SPARCL1-activated osteosarcoma WNT/β-catenin signaling promotes macrophages recruitment by increasing CCL5 production. (a) Venn diagram depicting overlapping chemokines in three lists. List 1 included nine chemokines that have the ability to recruit macrophages. List 2 revealed 19 chemokines that have a positive correlation with SPARCL1 after analyzing in the OS database (http://hgserver1.amc.nl). List 3 contained five chemokines that might be regulated by the WNT/β-catenin pathway, as reported in the literatures. (b) Kaplan–Meier analysis of metastasis-free survival rate was related to the expression of CCL5 expression in 88 OS cases based on a human osteosarcoma gene expression database (http://hgserver1.amc.nl). (c) Expression of CCL5 mRNA in established SPARCL1-overexpression cell lines (MNNG-HOS and U-2OS) and control cells (n=3). The results shown are mean±s.d., *P<0.05. (d) Amount of secreted CCL5 in 48-h serum-free SPARCL1-overexpression compared control OS cell supernatants, assessed by ELISA (CM, conditioned medium) (n=3). The results shown are mean±s.d., *P<0.05. (e) A ChIP assay in U-2OS and MNNG-HOS cell lines was performed to confirm the potential TCF4-binding site in the CCL5 promoter region. Integration maps of chip assay are shown.

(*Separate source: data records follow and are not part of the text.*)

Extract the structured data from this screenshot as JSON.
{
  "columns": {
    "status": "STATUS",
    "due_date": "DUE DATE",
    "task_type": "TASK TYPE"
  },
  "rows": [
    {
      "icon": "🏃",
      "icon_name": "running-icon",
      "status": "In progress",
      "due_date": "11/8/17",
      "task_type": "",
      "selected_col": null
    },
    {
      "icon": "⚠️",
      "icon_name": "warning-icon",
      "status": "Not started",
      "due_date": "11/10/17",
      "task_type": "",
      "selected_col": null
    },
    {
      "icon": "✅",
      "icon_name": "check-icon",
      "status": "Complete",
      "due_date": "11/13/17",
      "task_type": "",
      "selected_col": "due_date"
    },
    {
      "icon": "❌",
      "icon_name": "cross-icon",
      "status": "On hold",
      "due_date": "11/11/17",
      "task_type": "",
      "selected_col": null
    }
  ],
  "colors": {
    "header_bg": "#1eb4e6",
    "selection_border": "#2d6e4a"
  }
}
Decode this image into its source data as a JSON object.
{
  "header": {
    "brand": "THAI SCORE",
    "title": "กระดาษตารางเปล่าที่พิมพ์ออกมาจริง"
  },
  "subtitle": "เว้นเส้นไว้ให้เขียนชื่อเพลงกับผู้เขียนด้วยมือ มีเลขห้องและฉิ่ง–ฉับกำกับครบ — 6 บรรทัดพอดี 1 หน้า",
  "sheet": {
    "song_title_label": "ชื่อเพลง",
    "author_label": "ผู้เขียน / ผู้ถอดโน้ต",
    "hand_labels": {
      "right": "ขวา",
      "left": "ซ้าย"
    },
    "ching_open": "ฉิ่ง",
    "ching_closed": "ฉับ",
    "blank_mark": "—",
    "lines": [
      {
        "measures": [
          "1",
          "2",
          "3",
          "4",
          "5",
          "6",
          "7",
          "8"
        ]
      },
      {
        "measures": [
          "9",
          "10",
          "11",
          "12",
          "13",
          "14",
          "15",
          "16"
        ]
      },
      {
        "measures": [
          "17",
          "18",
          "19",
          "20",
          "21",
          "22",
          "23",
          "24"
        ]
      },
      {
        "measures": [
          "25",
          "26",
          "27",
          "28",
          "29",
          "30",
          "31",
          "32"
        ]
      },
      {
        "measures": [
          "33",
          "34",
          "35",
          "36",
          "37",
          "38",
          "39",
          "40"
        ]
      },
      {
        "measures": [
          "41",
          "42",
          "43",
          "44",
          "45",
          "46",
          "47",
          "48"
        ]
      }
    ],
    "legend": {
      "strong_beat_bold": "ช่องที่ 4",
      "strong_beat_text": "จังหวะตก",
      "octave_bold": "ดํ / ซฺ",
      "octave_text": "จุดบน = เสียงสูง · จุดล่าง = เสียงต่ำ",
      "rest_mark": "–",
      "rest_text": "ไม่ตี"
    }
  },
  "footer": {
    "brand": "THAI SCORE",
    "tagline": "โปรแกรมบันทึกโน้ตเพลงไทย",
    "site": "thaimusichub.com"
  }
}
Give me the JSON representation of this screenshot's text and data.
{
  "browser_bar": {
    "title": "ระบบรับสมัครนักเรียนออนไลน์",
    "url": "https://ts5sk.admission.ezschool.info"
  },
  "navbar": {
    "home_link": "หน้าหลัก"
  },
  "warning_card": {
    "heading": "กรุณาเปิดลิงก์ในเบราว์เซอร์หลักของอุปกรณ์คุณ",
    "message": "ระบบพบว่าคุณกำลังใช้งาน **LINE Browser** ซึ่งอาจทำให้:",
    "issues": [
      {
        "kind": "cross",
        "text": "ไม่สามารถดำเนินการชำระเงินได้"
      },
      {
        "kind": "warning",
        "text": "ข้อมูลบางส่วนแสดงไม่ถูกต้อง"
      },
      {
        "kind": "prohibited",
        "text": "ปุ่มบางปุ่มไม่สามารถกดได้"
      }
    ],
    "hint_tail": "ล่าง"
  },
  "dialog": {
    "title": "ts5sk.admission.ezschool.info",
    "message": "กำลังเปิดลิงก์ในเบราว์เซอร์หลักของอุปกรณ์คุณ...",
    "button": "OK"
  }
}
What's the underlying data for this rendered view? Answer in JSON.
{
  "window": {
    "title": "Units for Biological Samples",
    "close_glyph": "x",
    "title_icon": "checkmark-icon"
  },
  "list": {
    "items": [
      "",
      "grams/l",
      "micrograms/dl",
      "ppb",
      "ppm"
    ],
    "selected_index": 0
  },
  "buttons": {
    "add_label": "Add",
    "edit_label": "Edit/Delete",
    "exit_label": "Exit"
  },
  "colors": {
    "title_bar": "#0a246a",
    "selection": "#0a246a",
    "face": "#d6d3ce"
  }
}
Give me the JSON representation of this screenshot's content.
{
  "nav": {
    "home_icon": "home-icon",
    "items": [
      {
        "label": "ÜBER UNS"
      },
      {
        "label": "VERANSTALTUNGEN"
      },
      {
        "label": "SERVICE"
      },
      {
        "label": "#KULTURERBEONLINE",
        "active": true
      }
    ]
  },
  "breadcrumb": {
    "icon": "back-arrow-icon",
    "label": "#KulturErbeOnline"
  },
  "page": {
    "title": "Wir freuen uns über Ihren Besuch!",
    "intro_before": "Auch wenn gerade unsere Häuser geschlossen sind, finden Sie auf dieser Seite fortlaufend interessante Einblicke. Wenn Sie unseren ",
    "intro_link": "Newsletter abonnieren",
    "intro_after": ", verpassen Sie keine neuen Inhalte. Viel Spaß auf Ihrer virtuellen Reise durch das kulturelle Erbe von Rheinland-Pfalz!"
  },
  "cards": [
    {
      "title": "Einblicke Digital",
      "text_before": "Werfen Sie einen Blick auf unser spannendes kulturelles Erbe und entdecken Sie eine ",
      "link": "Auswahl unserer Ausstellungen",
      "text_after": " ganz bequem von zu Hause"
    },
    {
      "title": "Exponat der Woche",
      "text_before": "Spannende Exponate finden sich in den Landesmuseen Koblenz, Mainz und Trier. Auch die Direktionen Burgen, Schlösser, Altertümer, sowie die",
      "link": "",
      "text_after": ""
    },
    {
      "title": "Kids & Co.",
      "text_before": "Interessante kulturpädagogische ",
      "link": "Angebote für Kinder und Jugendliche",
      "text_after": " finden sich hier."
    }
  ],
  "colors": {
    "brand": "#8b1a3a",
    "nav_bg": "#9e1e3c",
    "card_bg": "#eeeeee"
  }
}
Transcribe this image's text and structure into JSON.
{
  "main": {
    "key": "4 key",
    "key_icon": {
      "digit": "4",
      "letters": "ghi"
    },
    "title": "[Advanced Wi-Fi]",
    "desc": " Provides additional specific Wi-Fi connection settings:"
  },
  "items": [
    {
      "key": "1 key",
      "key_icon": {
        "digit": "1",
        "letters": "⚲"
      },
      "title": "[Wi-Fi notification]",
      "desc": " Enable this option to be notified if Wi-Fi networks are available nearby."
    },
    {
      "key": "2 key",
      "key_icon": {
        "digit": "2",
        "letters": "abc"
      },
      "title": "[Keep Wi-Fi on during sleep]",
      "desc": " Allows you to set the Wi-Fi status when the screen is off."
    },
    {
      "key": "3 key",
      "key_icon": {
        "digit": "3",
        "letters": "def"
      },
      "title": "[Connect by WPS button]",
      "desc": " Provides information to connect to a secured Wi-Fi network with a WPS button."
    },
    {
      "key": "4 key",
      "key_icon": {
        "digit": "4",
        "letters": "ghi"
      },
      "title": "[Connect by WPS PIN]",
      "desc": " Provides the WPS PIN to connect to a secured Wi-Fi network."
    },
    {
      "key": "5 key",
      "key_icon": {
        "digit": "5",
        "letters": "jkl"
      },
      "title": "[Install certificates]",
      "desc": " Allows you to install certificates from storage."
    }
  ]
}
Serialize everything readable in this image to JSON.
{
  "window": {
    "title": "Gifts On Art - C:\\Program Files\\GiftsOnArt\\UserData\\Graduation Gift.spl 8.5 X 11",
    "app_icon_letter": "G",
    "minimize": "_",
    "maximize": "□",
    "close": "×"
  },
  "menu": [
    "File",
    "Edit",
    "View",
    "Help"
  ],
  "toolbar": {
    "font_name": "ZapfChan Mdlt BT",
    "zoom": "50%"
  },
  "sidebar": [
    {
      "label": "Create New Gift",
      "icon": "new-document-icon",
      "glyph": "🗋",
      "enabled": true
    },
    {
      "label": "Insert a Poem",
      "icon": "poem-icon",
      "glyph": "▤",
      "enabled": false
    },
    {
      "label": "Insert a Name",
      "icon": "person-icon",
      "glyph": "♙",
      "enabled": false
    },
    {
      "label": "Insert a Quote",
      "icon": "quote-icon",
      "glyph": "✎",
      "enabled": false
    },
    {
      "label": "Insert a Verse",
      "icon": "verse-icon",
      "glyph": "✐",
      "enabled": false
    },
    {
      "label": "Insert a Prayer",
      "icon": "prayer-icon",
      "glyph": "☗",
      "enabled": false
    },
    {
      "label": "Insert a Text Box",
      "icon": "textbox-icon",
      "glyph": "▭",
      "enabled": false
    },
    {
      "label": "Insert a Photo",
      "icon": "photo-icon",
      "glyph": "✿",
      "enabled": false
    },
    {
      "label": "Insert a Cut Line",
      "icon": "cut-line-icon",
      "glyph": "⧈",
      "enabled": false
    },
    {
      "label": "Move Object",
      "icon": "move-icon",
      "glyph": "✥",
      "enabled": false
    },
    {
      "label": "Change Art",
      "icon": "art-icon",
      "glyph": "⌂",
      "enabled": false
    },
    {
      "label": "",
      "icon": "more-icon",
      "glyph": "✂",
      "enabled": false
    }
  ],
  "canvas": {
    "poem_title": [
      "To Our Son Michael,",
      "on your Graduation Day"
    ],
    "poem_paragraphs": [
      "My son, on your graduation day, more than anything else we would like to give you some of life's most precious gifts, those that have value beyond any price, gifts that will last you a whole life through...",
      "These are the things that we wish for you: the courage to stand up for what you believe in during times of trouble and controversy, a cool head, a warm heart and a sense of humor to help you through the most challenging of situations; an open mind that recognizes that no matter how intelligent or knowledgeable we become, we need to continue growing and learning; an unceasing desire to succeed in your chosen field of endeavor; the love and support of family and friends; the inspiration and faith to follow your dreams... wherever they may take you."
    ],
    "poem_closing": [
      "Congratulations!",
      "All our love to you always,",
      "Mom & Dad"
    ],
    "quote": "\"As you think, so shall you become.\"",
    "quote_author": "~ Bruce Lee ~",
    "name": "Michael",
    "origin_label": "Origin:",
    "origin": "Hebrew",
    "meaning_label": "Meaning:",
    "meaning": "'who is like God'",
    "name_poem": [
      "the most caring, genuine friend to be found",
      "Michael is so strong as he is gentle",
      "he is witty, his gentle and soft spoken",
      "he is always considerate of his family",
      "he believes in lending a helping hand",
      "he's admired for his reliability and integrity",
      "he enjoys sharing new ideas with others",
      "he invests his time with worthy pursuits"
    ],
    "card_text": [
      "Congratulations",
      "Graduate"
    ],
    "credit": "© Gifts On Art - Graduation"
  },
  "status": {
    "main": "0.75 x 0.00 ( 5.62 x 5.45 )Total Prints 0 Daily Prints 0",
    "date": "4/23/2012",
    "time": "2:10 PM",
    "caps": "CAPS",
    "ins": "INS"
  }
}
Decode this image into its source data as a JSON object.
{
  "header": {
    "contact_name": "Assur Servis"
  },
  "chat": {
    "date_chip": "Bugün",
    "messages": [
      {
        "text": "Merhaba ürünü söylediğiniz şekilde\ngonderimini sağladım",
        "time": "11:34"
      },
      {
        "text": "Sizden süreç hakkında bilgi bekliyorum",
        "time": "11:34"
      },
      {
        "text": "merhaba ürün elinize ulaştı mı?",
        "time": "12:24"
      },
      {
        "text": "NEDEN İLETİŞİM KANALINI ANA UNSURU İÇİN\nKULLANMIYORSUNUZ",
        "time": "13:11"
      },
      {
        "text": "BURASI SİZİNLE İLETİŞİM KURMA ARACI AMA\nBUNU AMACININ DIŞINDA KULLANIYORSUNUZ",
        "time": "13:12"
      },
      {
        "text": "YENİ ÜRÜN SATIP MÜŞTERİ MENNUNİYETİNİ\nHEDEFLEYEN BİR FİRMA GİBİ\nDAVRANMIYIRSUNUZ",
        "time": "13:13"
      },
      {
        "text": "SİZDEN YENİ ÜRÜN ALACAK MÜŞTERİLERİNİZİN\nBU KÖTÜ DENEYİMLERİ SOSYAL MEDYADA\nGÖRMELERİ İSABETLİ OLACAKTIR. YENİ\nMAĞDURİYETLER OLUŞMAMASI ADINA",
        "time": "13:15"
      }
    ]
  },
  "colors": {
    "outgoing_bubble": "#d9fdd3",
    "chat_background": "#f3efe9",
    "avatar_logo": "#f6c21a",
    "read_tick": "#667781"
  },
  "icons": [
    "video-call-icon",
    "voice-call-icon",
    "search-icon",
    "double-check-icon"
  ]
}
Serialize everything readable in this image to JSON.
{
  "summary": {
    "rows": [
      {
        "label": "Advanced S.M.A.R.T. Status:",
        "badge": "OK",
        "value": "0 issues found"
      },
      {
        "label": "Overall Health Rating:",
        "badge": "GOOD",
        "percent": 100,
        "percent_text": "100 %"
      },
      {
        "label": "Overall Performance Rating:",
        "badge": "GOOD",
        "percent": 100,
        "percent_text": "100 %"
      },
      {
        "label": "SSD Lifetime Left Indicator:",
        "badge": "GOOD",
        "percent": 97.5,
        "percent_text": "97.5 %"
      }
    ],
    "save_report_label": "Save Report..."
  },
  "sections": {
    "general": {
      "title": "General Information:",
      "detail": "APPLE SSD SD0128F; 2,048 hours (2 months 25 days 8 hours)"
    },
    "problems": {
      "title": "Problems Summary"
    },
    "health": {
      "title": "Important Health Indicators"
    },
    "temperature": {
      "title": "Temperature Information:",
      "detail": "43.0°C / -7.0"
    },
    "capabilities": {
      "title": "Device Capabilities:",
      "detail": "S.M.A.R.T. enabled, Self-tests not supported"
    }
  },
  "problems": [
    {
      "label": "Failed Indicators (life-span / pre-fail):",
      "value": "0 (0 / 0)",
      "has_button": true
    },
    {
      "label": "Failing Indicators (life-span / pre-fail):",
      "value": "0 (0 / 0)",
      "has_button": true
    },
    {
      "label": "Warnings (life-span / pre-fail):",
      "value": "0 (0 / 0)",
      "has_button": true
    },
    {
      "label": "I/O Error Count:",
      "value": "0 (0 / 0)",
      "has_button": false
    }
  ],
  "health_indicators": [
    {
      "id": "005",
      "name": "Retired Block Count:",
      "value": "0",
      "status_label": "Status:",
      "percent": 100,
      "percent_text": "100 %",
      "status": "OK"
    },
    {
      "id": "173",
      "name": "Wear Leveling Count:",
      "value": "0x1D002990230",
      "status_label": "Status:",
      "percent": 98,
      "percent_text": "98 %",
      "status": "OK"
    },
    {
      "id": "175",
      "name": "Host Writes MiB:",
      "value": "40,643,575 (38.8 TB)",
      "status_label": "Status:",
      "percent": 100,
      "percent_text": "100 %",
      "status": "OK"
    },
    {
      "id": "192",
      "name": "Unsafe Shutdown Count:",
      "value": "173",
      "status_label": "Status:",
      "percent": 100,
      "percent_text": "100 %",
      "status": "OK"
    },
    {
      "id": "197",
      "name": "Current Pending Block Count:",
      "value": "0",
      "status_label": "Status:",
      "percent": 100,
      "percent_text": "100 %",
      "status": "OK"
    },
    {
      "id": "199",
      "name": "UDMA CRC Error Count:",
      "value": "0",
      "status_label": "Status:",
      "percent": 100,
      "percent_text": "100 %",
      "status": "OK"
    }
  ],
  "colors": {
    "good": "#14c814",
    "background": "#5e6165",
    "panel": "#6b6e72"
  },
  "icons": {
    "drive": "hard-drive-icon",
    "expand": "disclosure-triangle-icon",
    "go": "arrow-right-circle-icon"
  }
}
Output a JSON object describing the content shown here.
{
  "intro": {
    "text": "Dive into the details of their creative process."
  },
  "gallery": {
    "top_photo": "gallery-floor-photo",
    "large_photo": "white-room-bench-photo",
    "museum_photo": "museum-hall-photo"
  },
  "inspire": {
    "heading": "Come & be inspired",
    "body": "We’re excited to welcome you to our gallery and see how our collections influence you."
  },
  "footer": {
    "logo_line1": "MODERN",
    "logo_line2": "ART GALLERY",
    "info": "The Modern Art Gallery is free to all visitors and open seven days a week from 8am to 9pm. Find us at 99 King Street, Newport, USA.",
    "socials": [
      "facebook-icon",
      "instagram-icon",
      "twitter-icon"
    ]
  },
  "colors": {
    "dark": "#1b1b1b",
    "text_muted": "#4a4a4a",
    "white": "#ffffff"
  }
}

IgG and input fractions were used as controls (M, maker; P1, primer 1; P3, primer 3; P9, primer 9). (f) Luciferase activities of OS cells (U-2OS and MNNG-HOS) in luciferase reporter plasmid containing wild type and mutant CCL5 promoter (mutation site: red) (n=3). The data shown are mean±s.d., ***P<0.001. (g) Luciferase reporter gene assay of CCL5 in OS cells (U-2OS and MNNG-HOS) treated with 200 ng/ml rWnt3a or vehicle (PBS containing 0.1 % bovine serum albumin) (n=3). The results shown are the mean±s.d. of relative firefly/Renilla ratio, **P<0.01, ***P<0.001. (h) Chemotaxis assay was performed using the transwell system. As shown in left panel, primed THP-1 cells (macrophages) were seeded in the upper chamber and CM from SPARCL1-overexpressing or control cells (U-2OS and MNNG-HOS) in the lower chamber. In order to explore the chemotaxis effect of CCL5, its neutralizing antibodies were added to the CM from SPARCL1-overexpressing cells (n=3). As shown in right panel, the migrated cells were counted. Representative images of migrated cells are shown in Supplementary Figure 6h. The data shown are mean±s.d., *P<0.05, **P<0.01.